Transferability of the EST-SSRs developed on Nules clementine (Citrus clementina Hort ex Tan) to other Citrus species and their effectiveness for genetic mapping

Abstract

Background: During the last decade, numerous microsatellite markers were developed for genotyping and to identify closely related plant genotypes. In citrus, previously developed microsatellite markers were arisen from genomic libraries and more often located in non coding DNA sequences. To optimize the use of these EST-SSRs as genetic markers in genome mapping programs and citrus systematic analysis, we have investigated their polymorphism related to the type (di or trinucleotide) or their position in the coding sequences.

Results: Among 11000 unigenes from a Clementine EST library, we have found at least one microsatellite sequence (repeated units size ranged from 2 to 6 nucleotides) in 1500 unigenes (13.6%). More than 95% of these SSRs were di or trinucleotides. If trinucleotide microsatellites were encountered trough all part of EST sequences, dinucleotide microsatellites were preferentially (50%) concentrated in the 5' 100th nucleotides. We assessed the polymorphism of 41 EST-SSR, by PCR amplification droved with flanking primers among ten Citrus species plus 3 from other genera. More than 90% of EST-SSR markers were polymorphic. Furthermore, dinucleotide microsatellite markers were more polymorphic than trinucleotide ones, probably related to their distribution that was more often located in the 5' UnTranslated Region (UTR). We obtained a good agreement of diversity relationships between the citrus species and relatives assessed with EST-SSR markers with the established taxonomy and phylogeny. To end, the heterozygosity of each genotype and all dual combinations were studied to evaluate the percentage of mappable markers. Higher values (> 45%) were observed for putative Citrus inter-specific hybrids (lime lemon, or sour orange) than for Citrus basic true species (mandarin, pummelo and citron) (<30%). Most favorable combinations for genome mapping were observed in those involving interspecific hybrid genotypes. Those gave higher levels of mappable markers (>70%) with a significant proportion suitable for synteny analysis.

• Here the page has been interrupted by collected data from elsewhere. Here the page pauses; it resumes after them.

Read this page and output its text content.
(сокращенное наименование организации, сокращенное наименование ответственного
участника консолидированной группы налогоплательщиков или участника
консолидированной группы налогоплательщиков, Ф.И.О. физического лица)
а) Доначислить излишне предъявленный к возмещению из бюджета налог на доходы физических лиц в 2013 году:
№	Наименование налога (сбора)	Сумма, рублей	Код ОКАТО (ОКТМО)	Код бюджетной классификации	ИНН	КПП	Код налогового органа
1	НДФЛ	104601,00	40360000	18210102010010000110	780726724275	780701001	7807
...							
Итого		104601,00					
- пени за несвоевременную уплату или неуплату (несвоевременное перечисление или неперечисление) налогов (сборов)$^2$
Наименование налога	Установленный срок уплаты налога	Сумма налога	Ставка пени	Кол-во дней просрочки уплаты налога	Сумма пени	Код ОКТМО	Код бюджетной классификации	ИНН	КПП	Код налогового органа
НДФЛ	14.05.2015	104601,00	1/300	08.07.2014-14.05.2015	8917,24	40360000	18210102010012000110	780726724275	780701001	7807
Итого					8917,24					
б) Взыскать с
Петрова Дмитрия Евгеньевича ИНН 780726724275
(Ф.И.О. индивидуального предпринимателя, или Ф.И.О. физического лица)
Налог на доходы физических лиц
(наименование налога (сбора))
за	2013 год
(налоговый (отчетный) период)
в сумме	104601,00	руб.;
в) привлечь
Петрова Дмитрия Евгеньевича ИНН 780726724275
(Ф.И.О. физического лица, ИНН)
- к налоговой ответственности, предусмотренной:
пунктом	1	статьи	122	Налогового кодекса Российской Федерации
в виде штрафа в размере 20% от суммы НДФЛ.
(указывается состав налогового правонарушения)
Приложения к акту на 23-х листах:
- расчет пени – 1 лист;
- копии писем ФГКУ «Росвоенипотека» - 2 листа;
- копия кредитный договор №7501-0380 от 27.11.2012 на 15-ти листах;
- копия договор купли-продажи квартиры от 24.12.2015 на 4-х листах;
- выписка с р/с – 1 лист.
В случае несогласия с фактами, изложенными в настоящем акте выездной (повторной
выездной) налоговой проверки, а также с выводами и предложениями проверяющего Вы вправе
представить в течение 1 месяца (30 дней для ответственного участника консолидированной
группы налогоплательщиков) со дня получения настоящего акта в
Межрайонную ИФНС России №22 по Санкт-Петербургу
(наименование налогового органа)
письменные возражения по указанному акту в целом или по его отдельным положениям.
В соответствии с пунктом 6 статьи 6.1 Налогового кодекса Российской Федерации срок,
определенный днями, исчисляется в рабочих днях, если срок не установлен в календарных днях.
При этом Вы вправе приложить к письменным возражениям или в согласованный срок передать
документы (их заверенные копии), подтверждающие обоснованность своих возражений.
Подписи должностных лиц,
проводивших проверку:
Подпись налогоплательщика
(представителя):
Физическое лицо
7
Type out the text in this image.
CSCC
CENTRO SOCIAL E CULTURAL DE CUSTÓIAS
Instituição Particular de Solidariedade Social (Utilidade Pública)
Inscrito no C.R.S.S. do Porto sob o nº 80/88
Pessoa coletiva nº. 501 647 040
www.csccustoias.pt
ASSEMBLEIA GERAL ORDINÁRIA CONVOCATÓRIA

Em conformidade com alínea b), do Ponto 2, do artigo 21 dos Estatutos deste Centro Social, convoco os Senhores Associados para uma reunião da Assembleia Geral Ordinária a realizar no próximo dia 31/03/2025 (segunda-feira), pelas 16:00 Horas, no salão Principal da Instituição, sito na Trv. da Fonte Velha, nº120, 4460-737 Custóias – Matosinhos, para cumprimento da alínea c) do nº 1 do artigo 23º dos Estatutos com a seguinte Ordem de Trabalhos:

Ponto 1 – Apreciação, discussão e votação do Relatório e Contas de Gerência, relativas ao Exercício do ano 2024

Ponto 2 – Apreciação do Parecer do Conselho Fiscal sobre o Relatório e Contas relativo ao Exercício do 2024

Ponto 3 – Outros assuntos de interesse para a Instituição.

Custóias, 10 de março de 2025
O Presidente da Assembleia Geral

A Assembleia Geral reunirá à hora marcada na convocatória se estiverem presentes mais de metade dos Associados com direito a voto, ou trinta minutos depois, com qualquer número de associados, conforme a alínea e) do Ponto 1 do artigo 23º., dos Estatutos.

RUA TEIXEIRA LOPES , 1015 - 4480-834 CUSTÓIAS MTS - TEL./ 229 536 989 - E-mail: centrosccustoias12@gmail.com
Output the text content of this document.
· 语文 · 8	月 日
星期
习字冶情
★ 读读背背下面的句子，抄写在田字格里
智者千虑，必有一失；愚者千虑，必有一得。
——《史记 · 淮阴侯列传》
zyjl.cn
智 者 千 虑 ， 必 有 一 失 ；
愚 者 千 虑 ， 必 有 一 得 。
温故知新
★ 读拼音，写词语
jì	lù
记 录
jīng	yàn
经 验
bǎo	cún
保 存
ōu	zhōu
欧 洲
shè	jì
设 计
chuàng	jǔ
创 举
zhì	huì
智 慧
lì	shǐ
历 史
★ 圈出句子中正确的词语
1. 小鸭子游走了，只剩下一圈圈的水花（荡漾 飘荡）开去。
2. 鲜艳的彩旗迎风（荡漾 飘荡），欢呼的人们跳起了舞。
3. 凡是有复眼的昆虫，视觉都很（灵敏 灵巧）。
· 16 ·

Conclusion: Fourty one new EST-SSR markers were produced and were available for citrus genetic studies. Whatever the position of the SSR in the ESTs the EST-SSR markers we developed are powerful to investigate genetic diversity and genome mapping in citrus.

Figure 1

Comparison of the unigenes distribution in MIPs function categories between the citrus EST collection and the ESTs that contain SSR.

Figure 2

Position of the dinucleotide and trinucleotide SSRs from 5' end EST sequences.

Figure 3

Polymorphism of the trinucleotide microsatellite (EST164 STMS) among citrus genotypes detected by silver nitrate staining gel electrophoresis. Below the photography size allelic interpretation of each genotype is detailed. The order of the sample is the following: Invitrogen 10 bp ladder (Lane M), 'Nules' clementine (lane 1), 'Washington Navel' sweet orange (lane 2), 'Cleopatra' mandarin (lane 3), 'Willow leaf' mandarin (lane 4), 'Morocco' sour orange (lane 5), 'Marsh' grapefruit (lane 6), 'Corsican' citron (lane 7), 'Mexican' lime (lane 8), 'Brazil sweet' lime (lane 9), 'Lisbon Foothill' lemon (lane 10), 'Sans pepin' pummelo (lane 11), 'Pink' pummelo (lane 12), 'Kindia' combava (lane 13), 'Rubidoux' trifoliate orange (lane 14), 'Marumi' kumquat (Lane 15).

Figure 4

Dendrogram representing the structure of genetic diversity and relationships observed between the 16 citrus genotypes aimed by the polymorphism of the 39 single locus EST-STMS markers.